I might not know how to best define what it is to be a man but I hope that I'm doing an okay job approximating what I think the job requires me to be. I only know two other men, John and Kevin, who venture to blog their hearts right out into the open. Maybe there's hope yet? There's always the chance, I suppose, to build better men out of the sturdy raw materials we've found ourselves left with after a few centuries or so. I hope so. I know what I want to be when I grow up and it doesn't look like anything I've seen yet.
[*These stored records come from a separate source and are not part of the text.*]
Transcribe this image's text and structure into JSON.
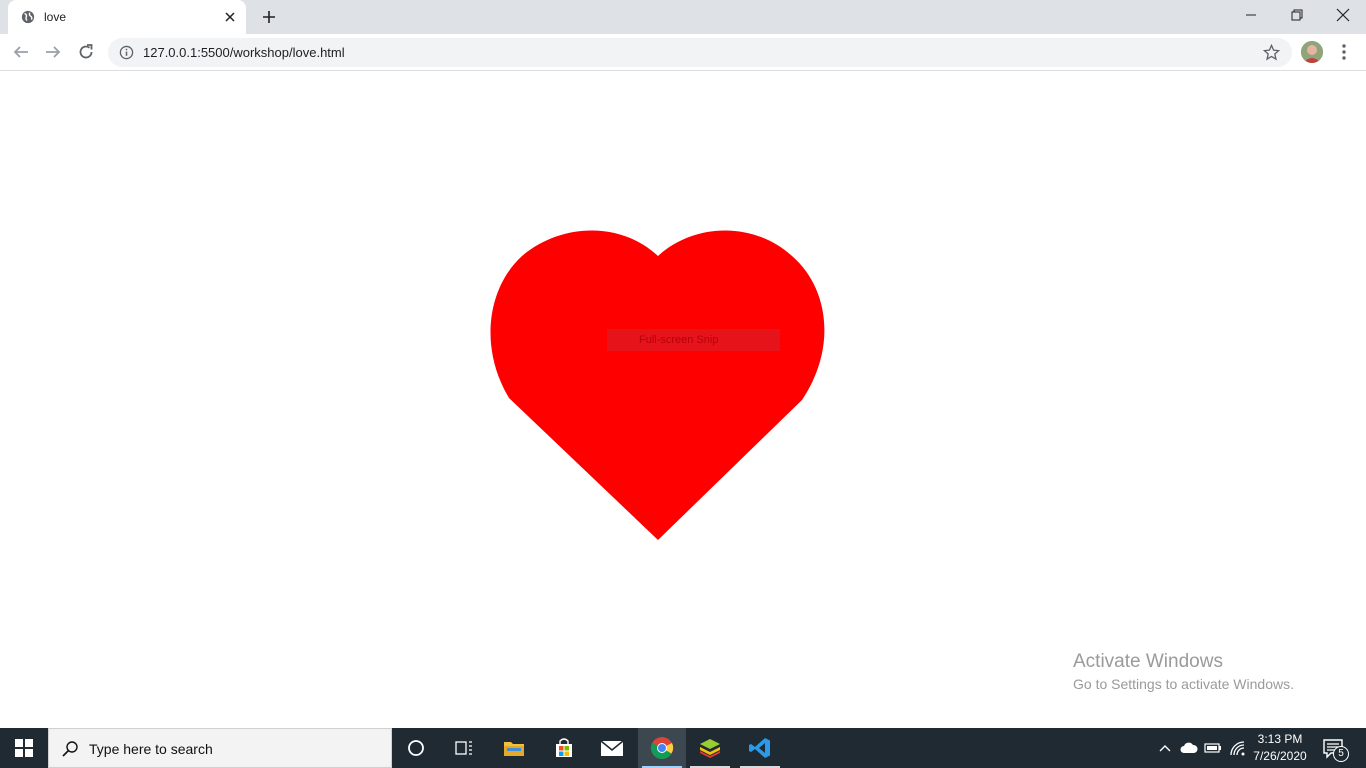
{
  "browser": {
    "tab": {
      "title": "love",
      "favicon": "globe-icon"
    },
    "address": {
      "url": "127.0.0.1:5500/workshop/love.html"
    },
    "icons": [
      "back-arrow-icon",
      "forward-arrow-icon",
      "reload-icon",
      "info-icon",
      "star-icon",
      "kebab-menu-icon"
    ]
  },
  "page": {
    "heart_color": "#ff0000",
    "snip_label": "Full-screen Snip"
  },
  "watermark": {
    "title": "Activate Windows",
    "subtitle": "Go to Settings to activate Windows."
  },
  "taskbar": {
    "search_placeholder": "Type here to search",
    "apps": [
      "cortana",
      "task-view",
      "file-explorer",
      "microsoft-store",
      "mail",
      "chrome",
      "bluestacks",
      "vscode"
    ],
    "active_app": "chrome",
    "clock": {
      "time": "3:13 PM",
      "date": "7/26/2020"
    },
    "notification_count": "5"
  }
}
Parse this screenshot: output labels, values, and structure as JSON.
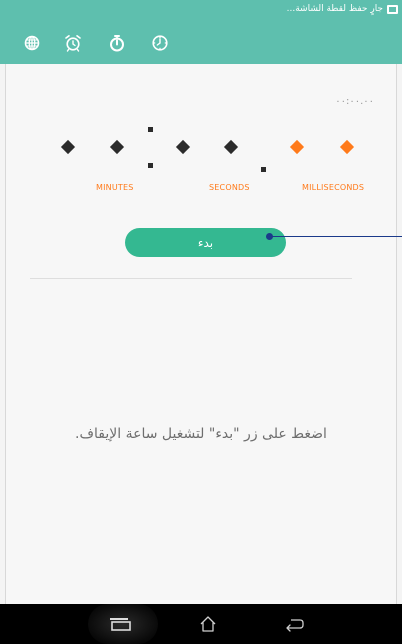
{
  "status_bar": {
    "notification_text": "جارٍ حفظ لقطة الشاشة...",
    "notification_icon": "screenshot-icon"
  },
  "tabs": [
    {
      "icon": "world-clock-icon",
      "selected": false
    },
    {
      "icon": "alarm-icon",
      "selected": false
    },
    {
      "icon": "stopwatch-icon",
      "selected": true
    },
    {
      "icon": "timer-icon",
      "selected": false
    }
  ],
  "stopwatch": {
    "time_small": "٠٠:٠٠.٠٠",
    "labels": {
      "minutes": "MINUTES",
      "seconds": "SECONDS",
      "milliseconds": "MILLISECONDS"
    },
    "start_button": "بدء",
    "hint": "اضغط على زر \"بدء\" لتشغيل ساعة الإيقاف."
  },
  "colors": {
    "app_bar": "#5ebfae",
    "start_button": "#34b891",
    "accent_orange": "#ff7a1a",
    "digit_dark": "#2b2b2b",
    "pointer": "#1b3a8a"
  },
  "nav_bar": {
    "buttons": [
      "recent-apps-icon",
      "home-icon",
      "back-icon"
    ]
  }
}
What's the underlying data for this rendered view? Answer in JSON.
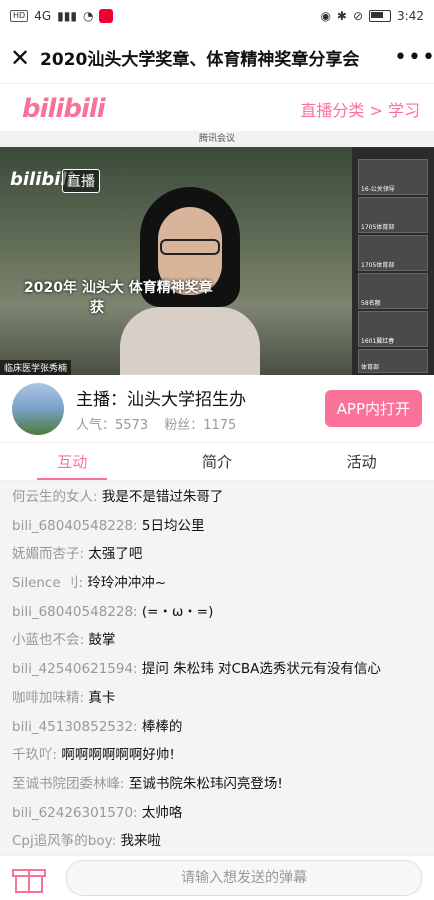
{
  "status_bar": {
    "time": "3:42",
    "left_badge": "HD",
    "network": "4G"
  },
  "header": {
    "title": "2020汕头大学奖章、体育精神奖章分享会",
    "close_icon": "close-icon",
    "more_icon": "more-icon"
  },
  "brand": {
    "logo": "bilibili",
    "breadcrumb": "直播分类 > 学习"
  },
  "video": {
    "window_title": "腾讯会议",
    "live_logo": "bilibili",
    "live_tag": "直播",
    "overlay_line1": "2020年 汕头大      体育精神奖章",
    "overlay_line2": "获",
    "speaker_tag": "临床医学张秀楠",
    "thumbs": [
      "16-公关领导",
      "1705体育部",
      "1705体育部",
      "58名额",
      "1601翼红春",
      "体育部"
    ]
  },
  "host": {
    "name": "主播：汕头大学招生办",
    "popularity": "人气：5573",
    "fans": "粉丝：1175",
    "open_button": "APP内打开"
  },
  "tabs": [
    {
      "label": "互动",
      "active": true
    },
    {
      "label": "简介",
      "active": false
    },
    {
      "label": "活动",
      "active": false
    }
  ],
  "messages": [
    {
      "user": "何云生的女人:",
      "text": "我是不是错过朱哥了"
    },
    {
      "user": "bili_68040548228:",
      "text": "5日均公里"
    },
    {
      "user": "妩媚而杏子:",
      "text": "太强了吧"
    },
    {
      "user": "Silence 刂:",
      "text": "玲玲冲冲冲~"
    },
    {
      "user": "bili_68040548228:",
      "text": "(=・ω・=)"
    },
    {
      "user": "小蓝也不会:",
      "text": "鼓掌"
    },
    {
      "user": "bili_42540621594:",
      "text": "提问 朱松玮 对CBA选秀状元有没有信心"
    },
    {
      "user": "咖啡加味精:",
      "text": "真卡"
    },
    {
      "user": "bili_45130852532:",
      "text": "棒棒的"
    },
    {
      "user": "千玖吖:",
      "text": "啊啊啊啊啊啊好帅!"
    },
    {
      "user": "至诚书院团委林峰:",
      "text": "至诚书院朱松玮闪亮登场!"
    },
    {
      "user": "bili_62426301570:",
      "text": "太帅咯"
    },
    {
      "user": "Cpj追风筝的boy:",
      "text": "我来啦"
    }
  ],
  "input": {
    "placeholder": "请输入想发送的弹幕"
  },
  "colors": {
    "accent": "#fb7299"
  }
}
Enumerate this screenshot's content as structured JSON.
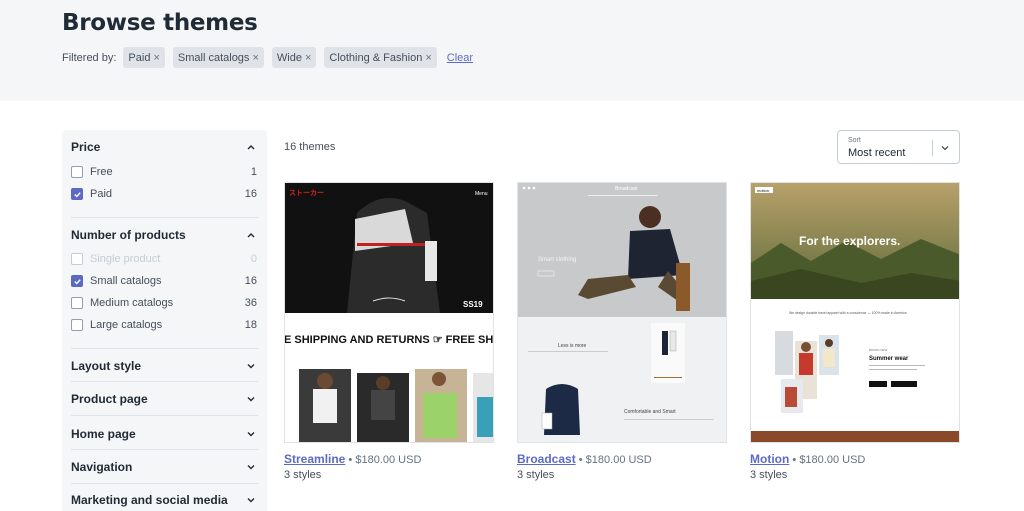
{
  "page": {
    "title": "Browse themes"
  },
  "filters": {
    "label": "Filtered by:",
    "chips": [
      "Paid",
      "Small catalogs",
      "Wide",
      "Clothing & Fashion"
    ],
    "clear_label": "Clear"
  },
  "sidebar": {
    "price": {
      "title": "Price",
      "options": [
        {
          "label": "Free",
          "count": "1",
          "checked": false
        },
        {
          "label": "Paid",
          "count": "16",
          "checked": true
        }
      ]
    },
    "products": {
      "title": "Number of products",
      "options": [
        {
          "label": "Single product",
          "count": "0",
          "checked": false,
          "disabled": true
        },
        {
          "label": "Small catalogs",
          "count": "16",
          "checked": true
        },
        {
          "label": "Medium catalogs",
          "count": "36",
          "checked": false
        },
        {
          "label": "Large catalogs",
          "count": "18",
          "checked": false
        }
      ]
    },
    "collapsed": [
      "Layout style",
      "Product page",
      "Home page",
      "Navigation",
      "Marketing and social media"
    ]
  },
  "results": {
    "count_text": "16 themes",
    "sort_label": "Sort",
    "sort_value": "Most recent"
  },
  "themes": [
    {
      "name": "Streamline",
      "price": "$180.00 USD",
      "styles": "3 styles",
      "preview": {
        "logo": "ストーカー",
        "nav": "Menu",
        "badge": "SS19",
        "banner": "E SHIPPING AND RETURNS ☞ FREE SH"
      }
    },
    {
      "name": "Broadcast",
      "price": "$180.00 USD",
      "styles": "3 styles",
      "preview": {
        "logo": "Broadcast",
        "hero": "Smart clothing",
        "tile1": "Less is more",
        "tile2": "Comfortable and Smart"
      }
    },
    {
      "name": "Motion",
      "price": "$180.00 USD",
      "styles": "3 styles",
      "preview": {
        "logo": "motion",
        "hero": "For the explorers.",
        "sub": "We design durable travel apparel with a conscience — 100% made in America",
        "eyebrow": "BRAND NEW",
        "section": "Summer wear"
      }
    }
  ],
  "colors": {
    "accent": "#5c6ac4",
    "header_bg": "#f4f6f8",
    "sidebar_bg": "#f4f6f8"
  },
  "separator": "•"
}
Blogger John Teeter said...

You know it's funny how much I thought I knew what a father was until we had Emelia. I certainly had the DNA and the building blocks, but it wasn't until I had Miss E here for about a year that I realized it isn't a point on the map, but the whole journey. And it closely resembles the job of active and positive human.

Something I told you, you're doing every day.

I like the chances we have for rewriting the book when I know I care, and that you're out there thinking the same things.